What does the former Republican National Committee chairman and power lobbyist who took a turn as Mississippi governor have to do with the 2016 presidential election? Embattled Senators and Congressmen are holding him up as Example A of how they’d like to see the 2016 election go, though that doesn’t mean they want him on the ticket. As RNC chief in 1996, Barbour bucked Bob Dole–ostensibly the head of the party as its White House nominee–and pulled funding from the presidential contest to funnel it to down-ballot races. Dole lost to Bill Clinton, but Republicans ended up gaining two seats in the Senate and maintaining a majority in the House.
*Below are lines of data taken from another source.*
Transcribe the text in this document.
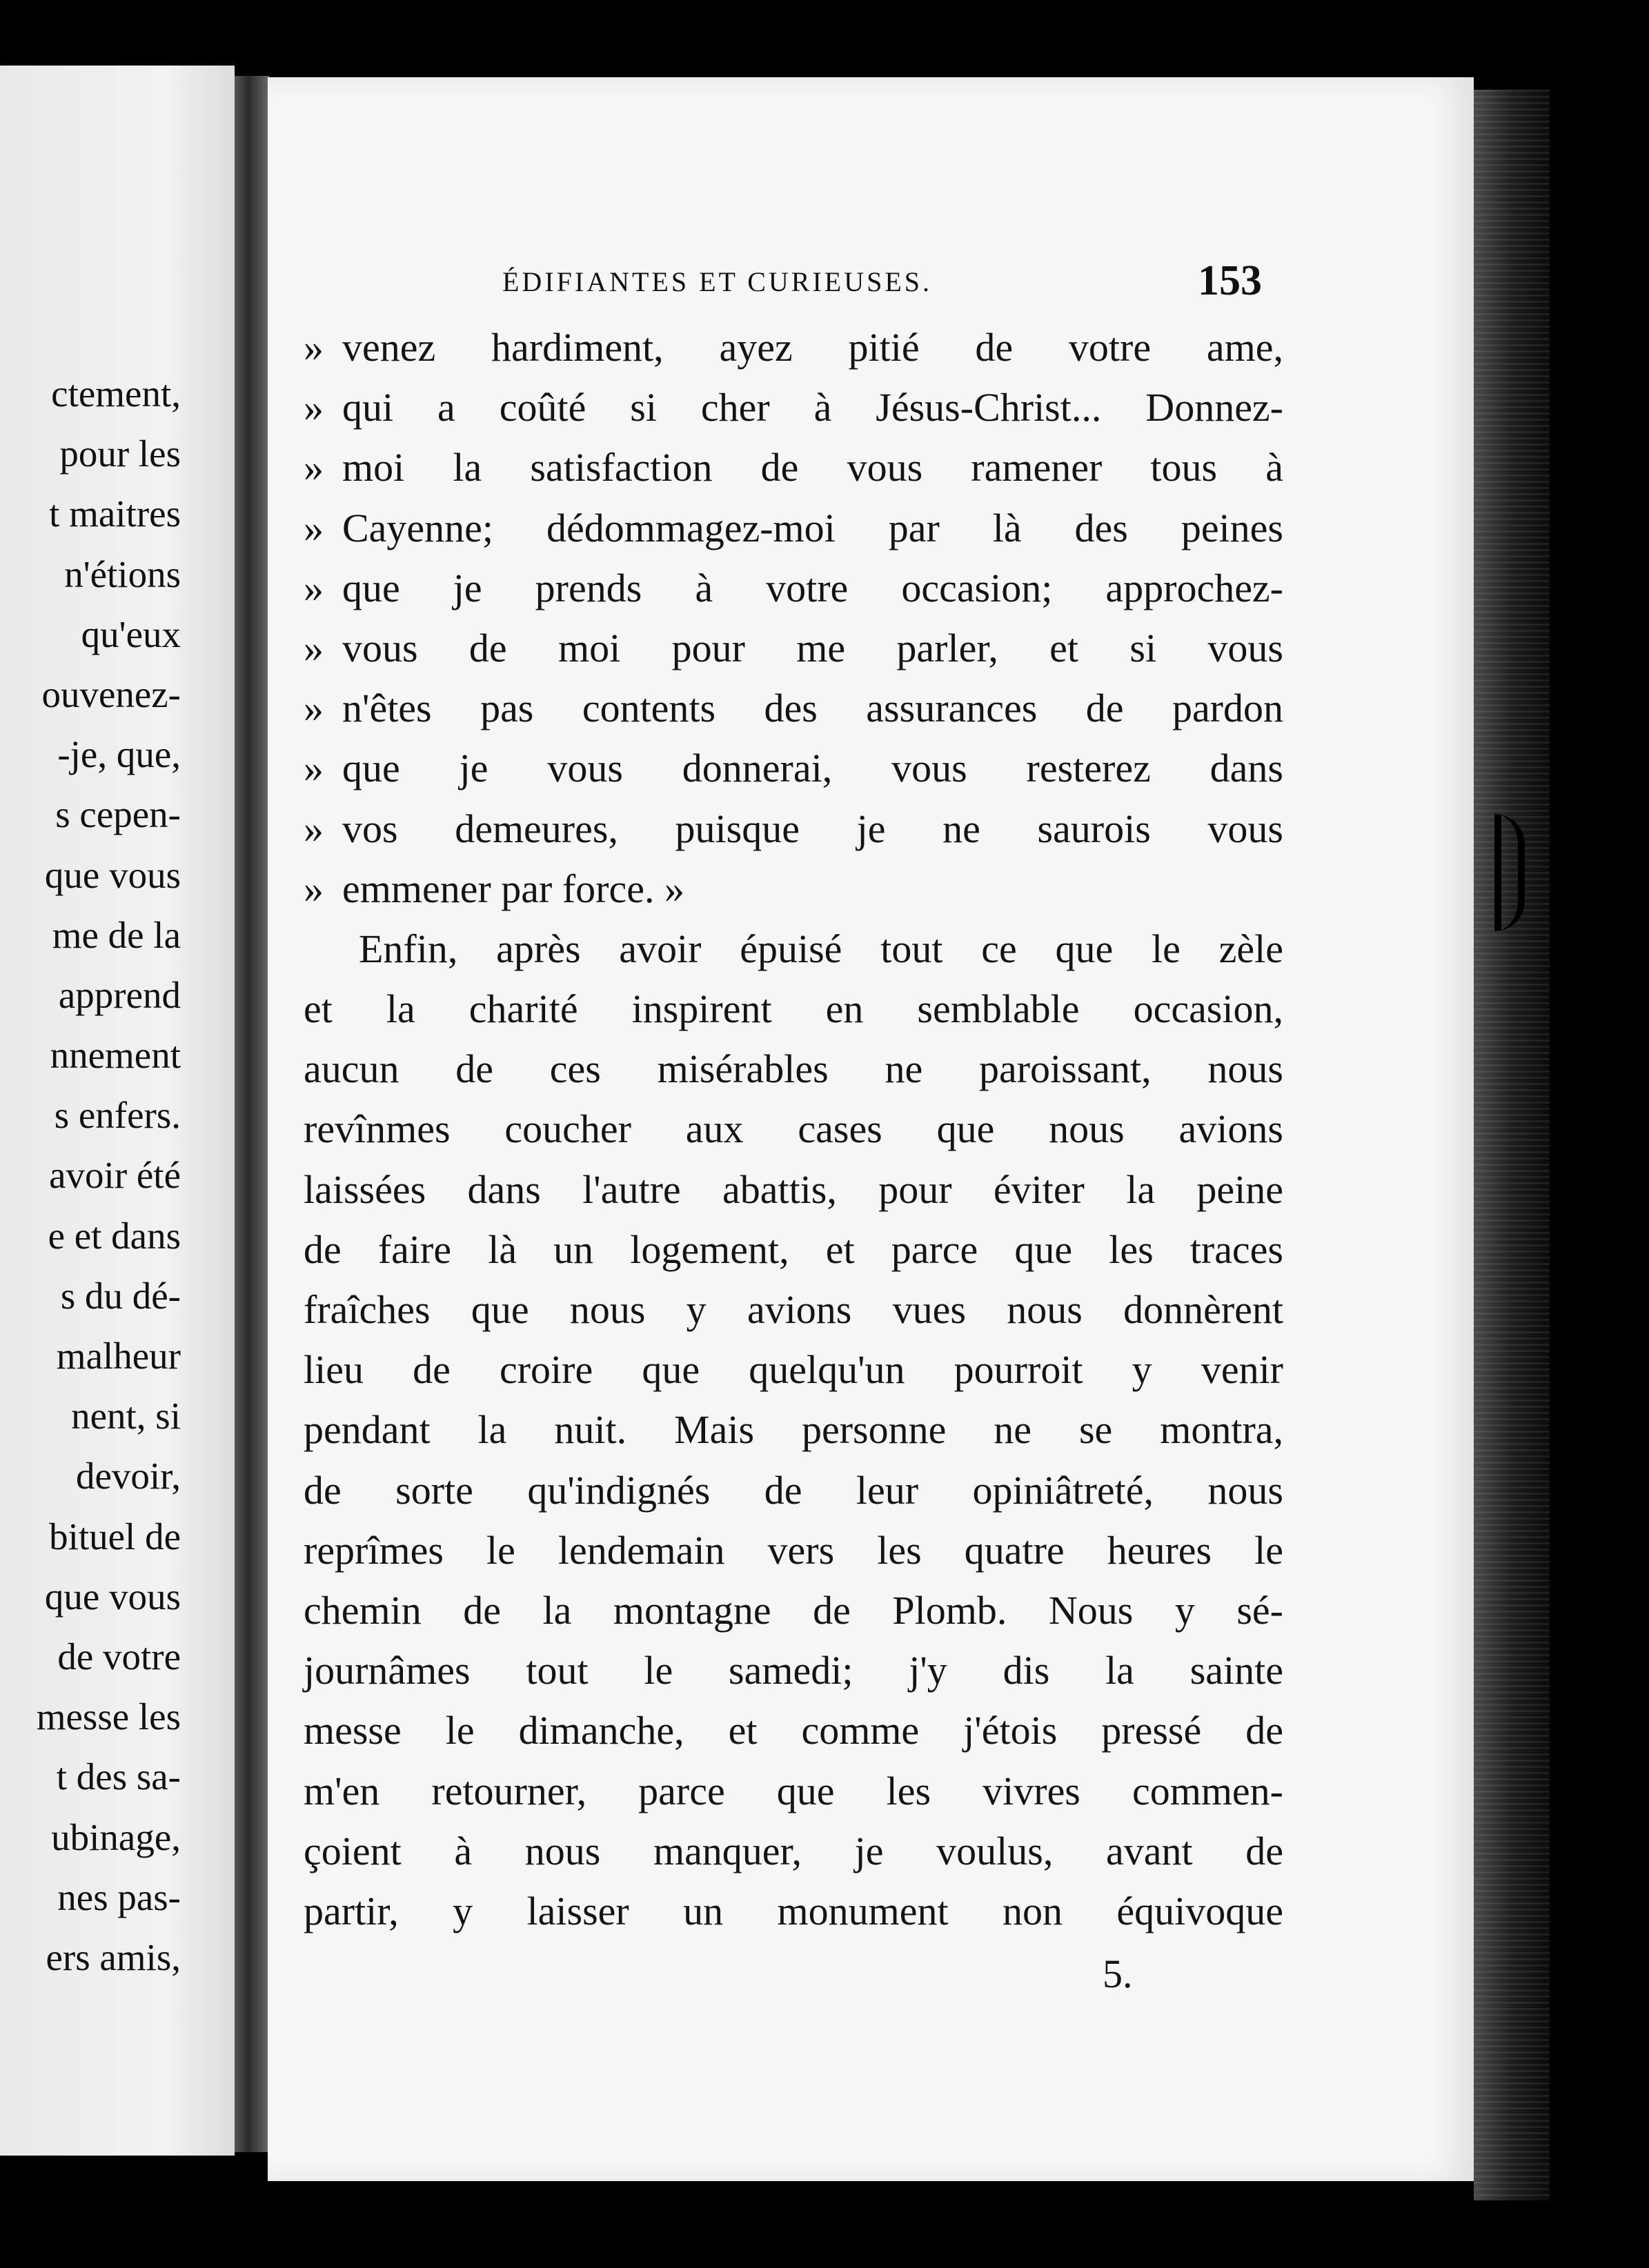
ctement,
pour les
t maitres
n'étions
qu'eux
ouvenez-
-je, que,
s cepen-
que vous
me de la
apprend
nnement
s enfers.
avoir été
e et dans
s du dé-
malheur
nent, si
devoir,
bituel de
que vous
de votre
messe les
t des sa-
ubinage,
nes pas-
ers amis,
ÉDIFIANTES ET CURIEUSES.	153
» venez hardiment, ayez pitié de votre ame,
» qui a coûté si cher à Jésus-Christ... Donnez-
» moi la satisfaction de vous ramener tous à
» Cayenne; dédommagez-moi par là des peines
» que je prends à votre occasion; approchez-
» vous de moi pour me parler, et si vous
» n'êtes pas contents des assurances de pardon
» que je vous donnerai, vous resterez dans
» vos demeures, puisque je ne saurois vous
» emmener par force. »
Enfin, après avoir épuisé tout ce que le zèle
et la charité inspirent en semblable occasion,
aucun de ces misérables ne paroissant, nous
revînmes coucher aux cases que nous avions
laissées dans l'autre abattis, pour éviter la peine
de faire là un logement, et parce que les traces
fraîches que nous y avions vues nous donnèrent
lieu de croire que quelqu'un pourroit y venir
pendant la nuit. Mais personne ne se montra,
de sorte qu'indignés de leur opiniâtreté, nous
reprîmes le lendemain vers les quatre heures le
chemin de la montagne de Plomb. Nous y sé-
journâmes tout le samedi; j'y dis la sainte
messe le dimanche, et comme j'étois pressé de
m'en retourner, parce que les vivres commen-
çoient à nous manquer, je voulus, avant de
partir, y laisser un monument non équivoque
5.
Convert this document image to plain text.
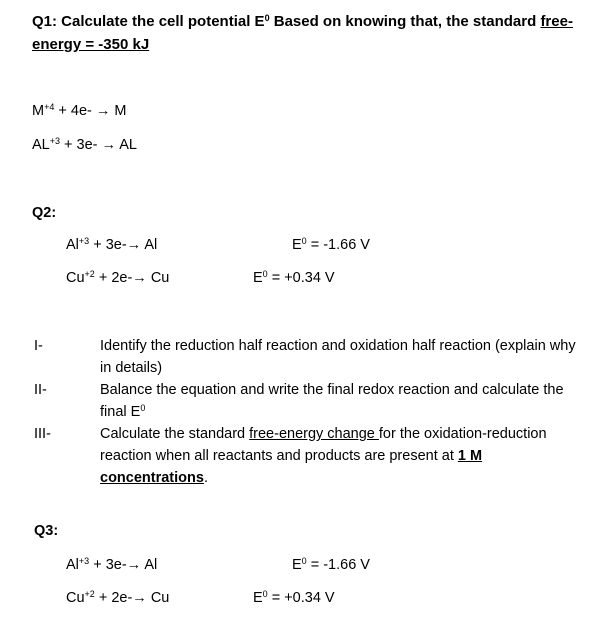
Q1: Calculate the cell potential $E^0$ Based on knowing that, the standard free-
energy = -350 kJ
$M^{+4} + 4e- \to M$
$AL^{+3} + 3e-$ → AL
Q2:
$Al^{+3} + 3e-\to Al$	$E^0 = -1.66$ V
$Cu^{+2} + 2e-\to Cu$	$E^0 = +0.34$ V
I-	Identify the reduction half reaction and oxidation half reaction (explain why in details)
II-	Balance the equation and write the final redox reaction and calculate the final $E^0$
III-	Calculate the standard free-energy change for the oxidation-reduction reaction when all reactants and products are present at 1 M concentrations.
Q3:
$Al^{+3} + 3e-\to Al$	$E^0 = -1.66$ V
$Cu^{+2} + 2e-\to Cu$	$E^0 = +0.34$ V
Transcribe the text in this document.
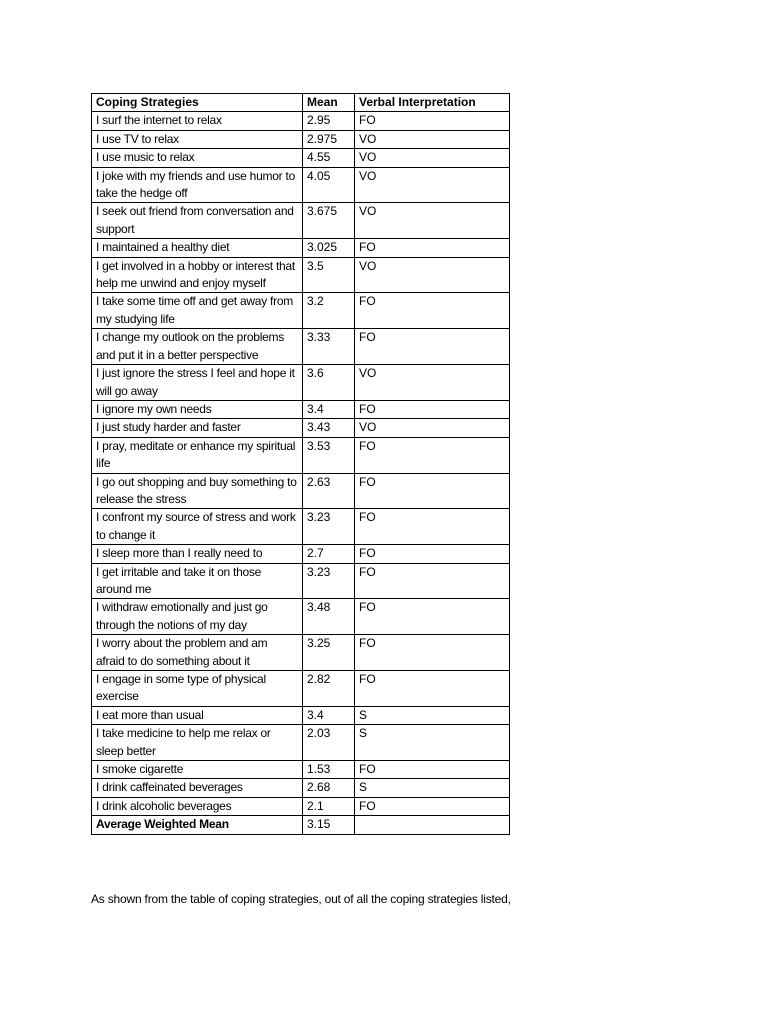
Coping Strategies	Mean	Verbal Interpretation
I surf the internet to relax	2.95	FO
I use TV to relax	2.975	VO
I use music to relax	4.55	VO
I joke with my friends and use humor to take the hedge off	4.05	VO
I seek out friend from conversation and support	3.675	VO
I maintained a healthy diet	3.025	FO
I get involved in a hobby or interest that help me unwind and enjoy myself	3.5	VO
I take some time off and get away from my studying life	3.2	FO
I change my outlook on the problems and put it in a better perspective	3.33	FO
I just ignore the stress I feel and hope it will go away	3.6	VO
I ignore my own needs	3.4	FO
I just study harder and faster	3.43	VO
I pray, meditate or enhance my spiritual life	3.53	FO
I go out shopping and buy something to release the stress	2.63	FO
I confront my source of stress and work to change it	3.23	FO
I sleep more than I really need to	2.7	FO
I get irritable and take it on those around me	3.23	FO
I withdraw emotionally and just go through the notions of my day	3.48	FO
I worry about the problem and am afraid to do something about it	3.25	FO
I engage in some type of physical exercise	2.82	FO
I eat more than usual	3.4	S
I take medicine to help me relax or sleep better	2.03	S
I smoke cigarette	1.53	FO
I drink caffeinated beverages	2.68	S
I drink alcoholic beverages	2.1	FO
Average Weighted Mean	3.15	

As shown from the table of coping strategies, out of all the coping strategies listed,
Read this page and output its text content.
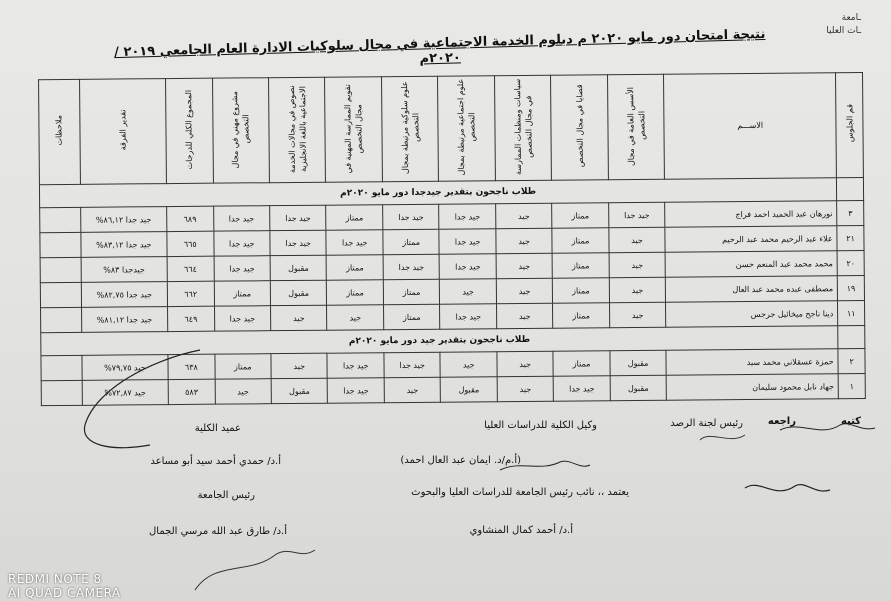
ـامعة
ـات العليا
نتيجة امتحان دور مايو ٢٠٢٠ م دبلوم الخدمة الاجتماعية في مجال سلوكيات الادارة العام الجامعي ٢٠١٩ / ٢٠٢٠م
قم الجلوس	الاســـم	الأسس العامة في مجال التخصص	قضايا في مجال التخصص	سياسات ومنظمات الممارسة في مجال التخصص	علوم اجتماعية مرتبطة بمجال التخصص	علوم سلوكية مرتبطة بمجال التخصص	تقويم الممارسة المهنية في مجال التخصص	نصوص في مجالات الخدمة الاجتماعية باللغة الانجليزية	مشروع مهني في مجال التخصص	المجموع الكلي للدرجات	تقدير الفرقة	ملاحظات
	طلاب ناجحون بتقدير جيدجدا دور مايو ٢٠٢٠م											
٣	نورهان عبد الحميد احمد فراج	جيد جدا	ممتاز	جيد	جيد جدا	جيد جدا	ممتاز	جيد جدا	جيد جدا	٦٨٩	جيد جدا ٨٦,١٢%	
٢١	علاء عبد الرحيم محمد عبد الرحيم	جيد	ممتاز	جيد	جيد جدا	ممتاز	جيد جدا	جيد جدا	جيد جدا	٦٦٥	جيد جدا ٨٣,١٢%	
٢٠	محمد محمد عبد المنعم حسن	جيد	ممتاز	جيد	جيد جدا	جيد جدا	ممتاز	مقبول	جيد جدا	٦٦٤	جيدجدا ٨٣%	
١٩	مصطفى عبده محمد عبد العال	جيد	ممتاز	جيد	جيد	ممتاز	ممتاز	مقبول	ممتاز	٦٦٢	جيد جدا ٨٢,٧٥%	
١١	دينا ناجح ميخائيل جرجس	جيد	ممتاز	جيد	جيد جدا	ممتاز	جيد	جيد	جيد جدا	٦٤٩	جيد جدا ٨١,١٢%	
	طلاب ناجحون بتقدير جيد دور مايو ٢٠٢٠م											
٢	حمزة عسقلاني محمد سيد	مقبول	ممتاز	جيد	جيد	جيد جدا	جيد جدا	جيد	ممتاز	٦٣٨	جيد ٧٩,٧٥%	
١	جهاد نابل محمود سليمان	مقبول	جيد جدا	جيد	مقبول	جيد	جيد جدا	مقبول	جيد	٥٨٣	جيد ٧٢,٨٧%	
كتبه
راجعه
رئيس لجنة الرصد
وكيل الكلية للدراسات العليا
(أ.م/د. ايمان عبد العال احمد)
عميد الكلية
أ.د/ حمدي أحمد سيد أبو مساعد
يعتمد ،، نائب رئيس الجامعة للدراسات العليا والبحوث
أ.د/ أحمد كمال المنشاوي
رئيس الجامعة
أ.د/ طارق عبد الله مرسي الجمال
REDMI NOTE 8
AI QUAD CAMERA
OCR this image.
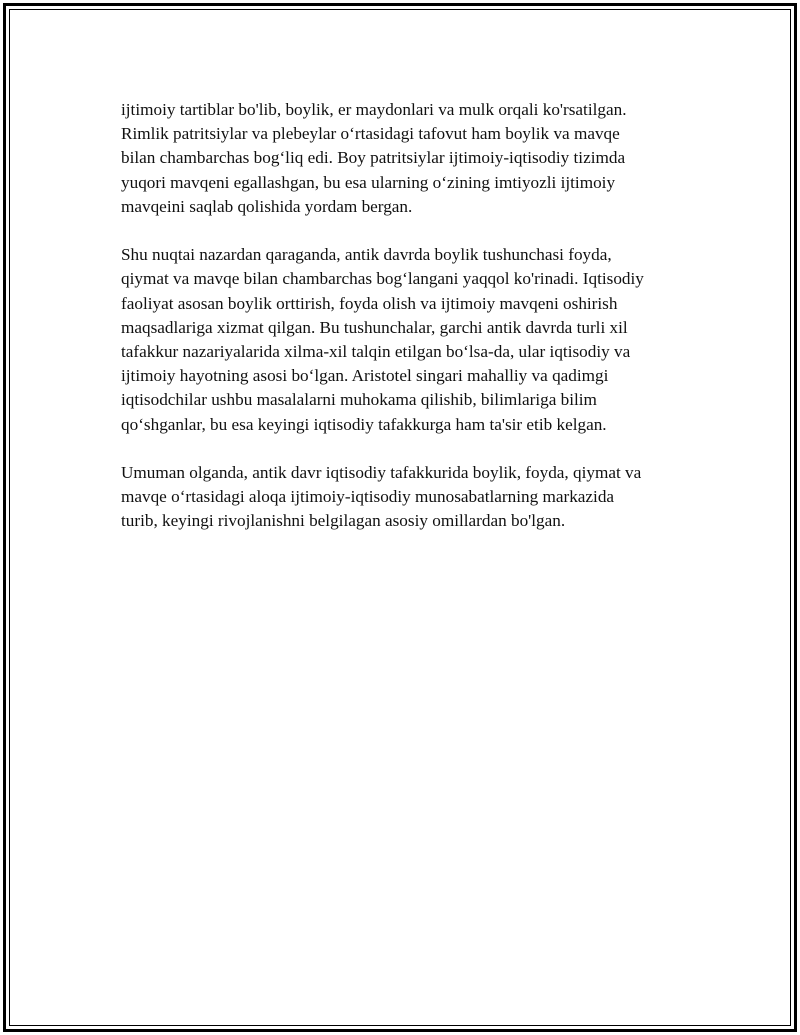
ijtimoiy tartiblar bo'lib, boylik, er maydonlari va mulk orqali ko'rsatilgan.
Rimlik patritsiylar va plebeylar o‘rtasidagi tafovut ham boylik va mavqe
bilan chambarchas bog‘liq edi. Boy patritsiylar ijtimoiy-iqtisodiy tizimda
yuqori mavqeni egallashgan, bu esa ularning o‘zining imtiyozli ijtimoiy
mavqeini saqlab qolishida yordam bergan.

Shu nuqtai nazardan qaraganda, antik davrda boylik tushunchasi foyda,
qiymat va mavqe bilan chambarchas bog‘langani yaqqol ko'rinadi. Iqtisodiy
faoliyat asosan boylik orttirish, foyda olish va ijtimoiy mavqeni oshirish
maqsadlariga xizmat qilgan. Bu tushunchalar, garchi antik davrda turli xil
tafakkur nazariyalarida xilma-xil talqin etilgan bo‘lsa-da, ular iqtisodiy va
ijtimoiy hayotning asosi bo‘lgan. Aristotel singari mahalliy va qadimgi
iqtisodchilar ushbu masalalarni muhokama qilishib, bilimlariga bilim
qo‘shganlar, bu esa keyingi iqtisodiy tafakkurga ham ta'sir etib kelgan.

Umuman olganda, antik davr iqtisodiy tafakkurida boylik, foyda, qiymat va
mavqe o‘rtasidagi aloqa ijtimoiy-iqtisodiy munosabatlarning markazida
turib, keyingi rivojlanishni belgilagan asosiy omillardan bo'lgan.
More than a few senior Republicans who see both Trump and Cruz as kryptonite in purple states with tough elections this year would be delighted to settle for such an outcome again. “It’s more than O.K.,” said Tony Fratto, a top Treasury official and White House aide to President George W. Bush. “No one is happy that Hillary Clinton is going to be President, but there are worse things.”
The current Republican Party chair, Reince Priebus, has told both Trump and Cruz that he will maintain personal control of the $126 million that donors have given him to spend as he sees fit. Conservative patrons and the outside groups they fund, meanwhile, are signaling that they have thrown in the towel on the presidential race and are looking at other races.
The network of groups backed by billionaires Charles and David Koch, for example, plans to spend about $889 million before Election Day, roughly two-thirds of it on trying to drive how voters cast their ballots. But neither Trump nor Cruz will see much of that cash. “We will not get involved in a presidential election that descends into mudslinging and personal attacks while ignoring the critical issues facing our nation,” says James Davis, a spokesman for the Kochs’ umbrella group. Instead, that cash is going to help Republicans like Senator Rob Portman of Ohio; Freedom Partners Action Fund recently spent $2 million on a TV ad for him.
Portman is following national Republicans’ advice carefully, running a hyperlocal campaign without betting on the nominee’s coattails. “We’re running our race,” campaign manager Corry Bliss said. “Hoping to be dragged across the finish line is not a strategy.” Similarly, New Hampshire Republican Senator Kelly Ayotte has been relentless in defending her state’s military bases and contractors; she says she won’t endorse in this GOP primary cycle and is likely to skip the convention in Cleveland altogether. Wisconsin Senator Ron Johnson would not even tell voters whom he supported before his state’s primary. Some members of Congress have even been scrambling to avoid getting named as convention delegates, while North Carolina Senator Richard Burr plans to join Ayotte in skipping Cleveland to tend to his race back home.
Even Republican House Speaker Paul Ryan, who some hoped would emerge as a white knight from a contested convention, has decided to focus on keeping his own House in order. “Let me be clear: I do not want, nor will I accept, the nomination for our party,” Ryan told reporters on April 12, ahead of a trip to New York City to meet with some of the party’s most generous donors.
That leaves the GOP down on its luck. Polls show that Trump remains underwater with key constituencies in the general election, with 73% of female voters telling pollsters for CNN that they have a negative view of him. The same goes for Latinos (85%), African Americans (80%) and young voters (80%). These groups view Cruz as slightly better, although he still loses to Hillary Clinton in most head-to-head surveys.
Democrats are looking down ballot as well, with seven Senate Republican seats rated as either toss-ups or leaning Democratic, and at least 14 House GOP seats–about half the number Democrats would need to take the majority–are up for grabs. “If the wave is huge and brings in all of the surfboards, we have the margins,” says a House Democratic strategist. “But it’s hard to predict the size of the November wave when we’re in April.”